Janitorial workers gathered in downtown Columbus on Monday afternoon to rally for a $15 minimum wage.
Union members are gearing up for contract negotiations, where a higher minimum wage will be at the forefront of demands.
"This is our opportunity in your contract to be sure that the wage you earn reflects the dignity of your work every single day to keep this city running," says Columbus City Council member Elizabeth Brown.
Janitorial workers spoke at the rally about struggling to make ends meet on low salaries. Because of their wages, some full-time janitors qualify for public assistance for housing, food and health care.
"Our skilled labor helps contribute to our city's prosperity yet many of us can barely afford our groceries or go to the doctor when we're sick," says Cristal Sylla.
Sylla has worked as a janitor at 325 John McConnell Boulevard for four years. She takes the overnight shift to take care of grandchildren during the day.

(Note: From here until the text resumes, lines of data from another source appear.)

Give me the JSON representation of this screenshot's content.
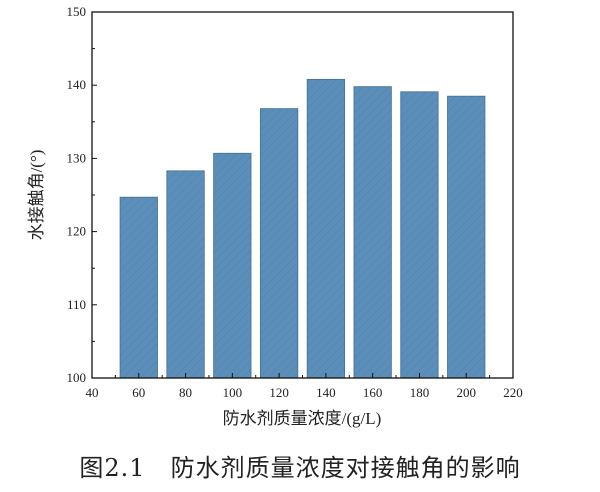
{
  "chart_data": {
    "type": "bar",
    "title": "",
    "xlabel": "防水剂质量浓度/(g/L)",
    "ylabel": "水接触角/(°)",
    "categories": [
      60,
      80,
      100,
      120,
      140,
      160,
      180,
      200
    ],
    "values": [
      124.7,
      128.3,
      130.7,
      136.8,
      140.8,
      139.8,
      139.1,
      138.5
    ],
    "xlim": [
      40,
      220
    ],
    "ylim": [
      100,
      150
    ],
    "xticks": [
      40,
      60,
      80,
      100,
      120,
      140,
      160,
      180,
      200,
      220
    ],
    "yticks": [
      100,
      110,
      120,
      130,
      140,
      150
    ],
    "grid": false,
    "bar_color": "#5b8fba",
    "bar_hatch": "diagonal"
  },
  "caption": "图2.1　防水剂质量浓度对接触角的影响"
}
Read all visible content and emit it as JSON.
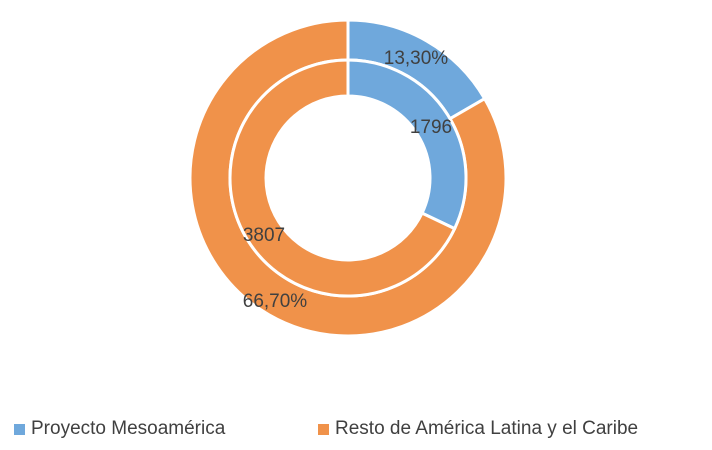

"Janitors who keep Columbus clean shouldn't have to live paycheck to paycheck, or stress over whether they can pay their bills on time, provide for their family or take care of their health," Sylla says.
Brown says a higher wage would allow janitors to thrive instead of just surviving.
"When a worker can go to work, make a decent wage, a family supporting living wage that supports their kids and supports their community, that’s better for our whole city," Brown told attendees. "A rising tide truly lifts all boats."